Dr. Capella has a very large experience in breast augmentation. He has personally placed over 800 breast implants for cosmetic purposes.
The Breast Augmentation Implant

Several varieties of implants have been developed for breast augmentation over the last several decades. The implants in use today in the United States all have a silicone shell and are either saline filled or contain a silicon gel. In addition, the implants may have a surface that is smooth or textured and their shape may be either round or tear-drop. Dr. Capella’s preference for saline or silicon, smooth or textured and round or tear-drop shaped depends on a patient’s particular clinical scenario. Dr.

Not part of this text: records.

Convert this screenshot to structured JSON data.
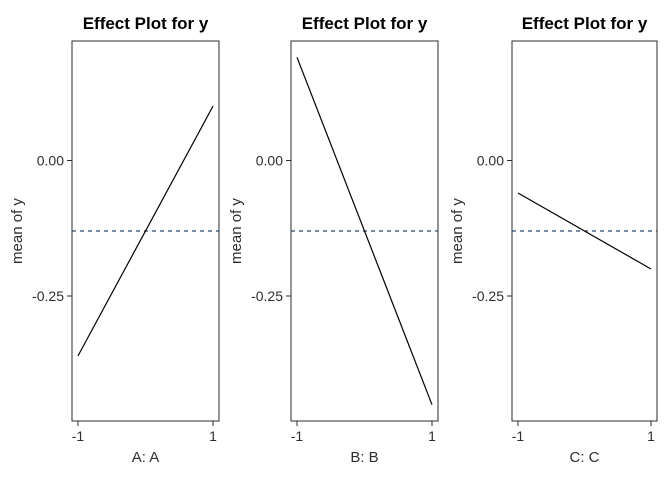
{
  "figure": {
    "background": "#ffffff",
    "description": "Three-panel effect plot (R effects package style)",
    "text_color": "#2e2e2e",
    "box_color": "#2b2b2b"
  },
  "chart_data": [
    {
      "type": "line",
      "title": "Effect Plot for y",
      "xlabel": "A: A",
      "ylabel": "mean of y",
      "x": [
        -1,
        1
      ],
      "y": [
        -0.36,
        0.1
      ],
      "xticks": [
        -1,
        1
      ],
      "xtick_labels": [
        "-1",
        "1"
      ],
      "yticks": [
        0,
        -0.25
      ],
      "ytick_labels": [
        "0.00",
        "-0.25"
      ],
      "ylim": [
        -0.48,
        0.22
      ],
      "line_color": "#000000",
      "reference_line": {
        "y": -0.13,
        "style": "dashed",
        "color": "#2F486B"
      },
      "grid": false,
      "legend": null
    },
    {
      "type": "line",
      "title": "Effect Plot for y",
      "xlabel": "B: B",
      "ylabel": "mean of y",
      "x": [
        -1,
        1
      ],
      "y": [
        0.19,
        -0.45
      ],
      "xticks": [
        -1,
        1
      ],
      "xtick_labels": [
        "-1",
        "1"
      ],
      "yticks": [
        0,
        -0.25
      ],
      "ytick_labels": [
        "0.00",
        "-0.25"
      ],
      "ylim": [
        -0.48,
        0.22
      ],
      "line_color": "#000000",
      "reference_line": {
        "y": -0.13,
        "style": "dashed",
        "color": "#2F486B"
      },
      "grid": false,
      "legend": null
    },
    {
      "type": "line",
      "title": "Effect Plot for y",
      "xlabel": "C: C",
      "ylabel": "mean of y",
      "x": [
        -1,
        1
      ],
      "y": [
        -0.06,
        -0.2
      ],
      "xticks": [
        -1,
        1
      ],
      "xtick_labels": [
        "-1",
        "1"
      ],
      "yticks": [
        0,
        -0.25
      ],
      "ytick_labels": [
        "0.00",
        "-0.25"
      ],
      "ylim": [
        -0.48,
        0.22
      ],
      "line_color": "#000000",
      "reference_line": {
        "y": -0.13,
        "style": "dashed",
        "color": "#2F486B"
      },
      "grid": false,
      "legend": null
    }
  ]
}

Capella will have a very detailed and thorough discussion with you over these various options.

Breast Augmentation Incision
The technique of breast augmentation can be performed through a number of different incisions.

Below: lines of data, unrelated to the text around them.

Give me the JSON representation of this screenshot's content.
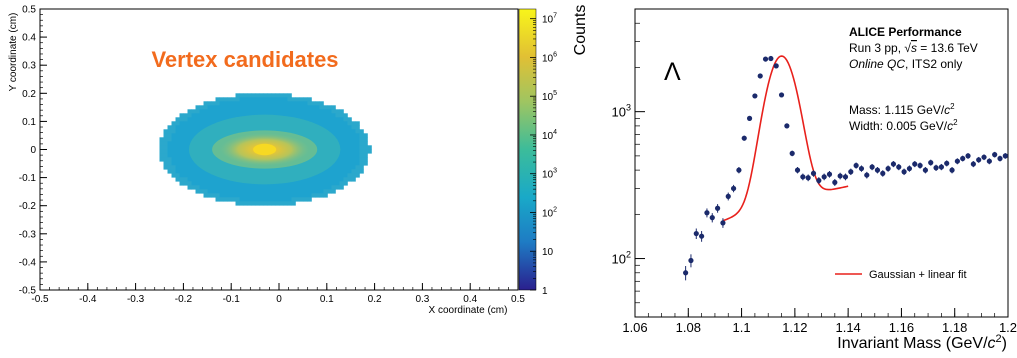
{
  "chart_data": [
    {
      "type": "heatmap",
      "title": "Vertex candidates",
      "xlabel": "X coordinate (cm)",
      "ylabel": "Y coordinate (cm)",
      "xlim": [
        -0.5,
        0.5
      ],
      "ylim": [
        -0.5,
        0.5
      ],
      "x_ticks": [
        "-0.5",
        "-0.4",
        "-0.3",
        "-0.2",
        "-0.1",
        "0",
        "0.1",
        "0.2",
        "0.3",
        "0.4",
        "0.5"
      ],
      "y_ticks": [
        "-0.5",
        "-0.4",
        "-0.3",
        "-0.2",
        "-0.1",
        "0",
        "0.1",
        "0.2",
        "0.3",
        "0.4",
        "0.5"
      ],
      "colorbar": {
        "scale": "log",
        "range": [
          1,
          10000000
        ],
        "labels": [
          {
            "base": "10",
            "exp": "7",
            "value": 10000000
          },
          {
            "base": "10",
            "exp": "6",
            "value": 1000000
          },
          {
            "base": "10",
            "exp": "5",
            "value": 100000
          },
          {
            "base": "10",
            "exp": "4",
            "value": 10000
          },
          {
            "base": "10",
            "exp": "3",
            "value": 1000
          },
          {
            "base": "10",
            "exp": "2",
            "value": 100
          },
          {
            "base": "",
            "exp": "",
            "value": 10,
            "text": "10"
          },
          {
            "base": "",
            "exp": "",
            "value": 1,
            "text": "1"
          }
        ],
        "colors": [
          "#2a1f8e",
          "#1e7bc4",
          "#19a9c8",
          "#3cbc9a",
          "#9fc561",
          "#e1c034",
          "#f8f51a"
        ]
      },
      "distribution": {
        "center": [
          -0.03,
          0.0
        ],
        "outer_radius": [
          0.22,
          0.2
        ],
        "inner_radius": [
          0.11,
          0.068
        ],
        "peak": 10000000
      },
      "title_color": "#f26b1d"
    },
    {
      "type": "scatter",
      "particle_label": "Λ",
      "ylabel": "Counts",
      "xlabel_main": "Invariant Mass (GeV/",
      "xlabel_unit": "c",
      "xlabel_exp": "2",
      "xlabel_close": ")",
      "xlim": [
        1.06,
        1.2
      ],
      "ylim_log": [
        40,
        5000
      ],
      "x_ticks": [
        "1.06",
        "1.08",
        "1.1",
        "1.12",
        "1.14",
        "1.16",
        "1.18",
        "1.2"
      ],
      "y_ticks": [
        {
          "value": 100,
          "base": "10",
          "exp": "2"
        },
        {
          "value": 1000,
          "base": "10",
          "exp": "3"
        }
      ],
      "annotation": {
        "title": "ALICE Performance",
        "run_prefix": "Run 3 pp, ",
        "run_sqrt": "√",
        "run_s": "s",
        "run_suffix": " = 13.6 TeV",
        "qc_italic": "Online QC",
        "qc_rest": ", ITS2 only",
        "mass_text": "Mass: 1.115 GeV/",
        "width_text": "Width: 0.005 GeV/",
        "unit_c": "c",
        "unit_exp": "2"
      },
      "legend": {
        "label": "Gaussian + linear fit",
        "placement": "bottom-right",
        "color": "#e8211c"
      },
      "marker_color": "#1b2a6b",
      "fit": {
        "mean": 1.115,
        "sigma": 0.005,
        "amplitude": 2150,
        "bg_intercept_at_1_10": 200,
        "bg_slope_per_GeV": 2770
      },
      "points": [
        {
          "x": 1.079,
          "y": 80
        },
        {
          "x": 1.081,
          "y": 97
        },
        {
          "x": 1.083,
          "y": 148
        },
        {
          "x": 1.085,
          "y": 142
        },
        {
          "x": 1.087,
          "y": 205
        },
        {
          "x": 1.089,
          "y": 190
        },
        {
          "x": 1.091,
          "y": 220
        },
        {
          "x": 1.093,
          "y": 175
        },
        {
          "x": 1.095,
          "y": 265
        },
        {
          "x": 1.097,
          "y": 300
        },
        {
          "x": 1.099,
          "y": 400
        },
        {
          "x": 1.101,
          "y": 660
        },
        {
          "x": 1.103,
          "y": 900
        },
        {
          "x": 1.105,
          "y": 1280
        },
        {
          "x": 1.107,
          "y": 1750
        },
        {
          "x": 1.109,
          "y": 2280
        },
        {
          "x": 1.111,
          "y": 2300
        },
        {
          "x": 1.113,
          "y": 2050
        },
        {
          "x": 1.115,
          "y": 1300
        },
        {
          "x": 1.117,
          "y": 800
        },
        {
          "x": 1.119,
          "y": 520
        },
        {
          "x": 1.121,
          "y": 400
        },
        {
          "x": 1.123,
          "y": 360
        },
        {
          "x": 1.125,
          "y": 355
        },
        {
          "x": 1.127,
          "y": 380
        },
        {
          "x": 1.129,
          "y": 340
        },
        {
          "x": 1.131,
          "y": 360
        },
        {
          "x": 1.133,
          "y": 375
        },
        {
          "x": 1.135,
          "y": 330
        },
        {
          "x": 1.137,
          "y": 365
        },
        {
          "x": 1.139,
          "y": 360
        },
        {
          "x": 1.141,
          "y": 390
        },
        {
          "x": 1.143,
          "y": 430
        },
        {
          "x": 1.145,
          "y": 410
        },
        {
          "x": 1.147,
          "y": 370
        },
        {
          "x": 1.149,
          "y": 420
        },
        {
          "x": 1.151,
          "y": 400
        },
        {
          "x": 1.153,
          "y": 380
        },
        {
          "x": 1.155,
          "y": 410
        },
        {
          "x": 1.157,
          "y": 440
        },
        {
          "x": 1.159,
          "y": 420
        },
        {
          "x": 1.161,
          "y": 390
        },
        {
          "x": 1.163,
          "y": 410
        },
        {
          "x": 1.165,
          "y": 440
        },
        {
          "x": 1.167,
          "y": 430
        },
        {
          "x": 1.169,
          "y": 400
        },
        {
          "x": 1.171,
          "y": 450
        },
        {
          "x": 1.173,
          "y": 415
        },
        {
          "x": 1.175,
          "y": 420
        },
        {
          "x": 1.177,
          "y": 445
        },
        {
          "x": 1.179,
          "y": 400
        },
        {
          "x": 1.181,
          "y": 460
        },
        {
          "x": 1.183,
          "y": 480
        },
        {
          "x": 1.185,
          "y": 500
        },
        {
          "x": 1.187,
          "y": 440
        },
        {
          "x": 1.189,
          "y": 470
        },
        {
          "x": 1.191,
          "y": 490
        },
        {
          "x": 1.193,
          "y": 460
        },
        {
          "x": 1.195,
          "y": 510
        },
        {
          "x": 1.197,
          "y": 480
        },
        {
          "x": 1.199,
          "y": 500
        }
      ]
    }
  ]
}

The three most common approaches are:

– inframammary, at the crease between the base of the breast and the chest wall

– axillary, through the armpit

– areola, at the junction between areola and the surrounding skin

Every plastic surgeon has their preference for incision and each approach has its benefits and disadvantages. Dr. Capella varies his choice of incision depending on the specific characteristics of the individual. To produce a pleasing appearing breast in augmentation surgery, a pocket below the breast must be created with very specific boundaries. In addition, through whatever incision is used, the patient’s privacy regarding the procedure should be preserved as well

 

Level of Breast Augmentation Implant Placement

In addition to several types of incisions and implants, there are also two possible locations for placement of the implant. The implant can placed beneath the breast tissue, but on top of the pectoralis muscle. The second more common method is to place the implant beneath the pectoralis muscle, between the pectoralis and the ribs. The advantages of placing the implant above the muscle are that it is less painful for the first few days and the appearance of the implanted breast matures faster. In addition, contraction of the pectoralis muscle, more noticeable in body-builders, has no effect on the appearance of the breast. The advantages of placing the implant under the muscle are several.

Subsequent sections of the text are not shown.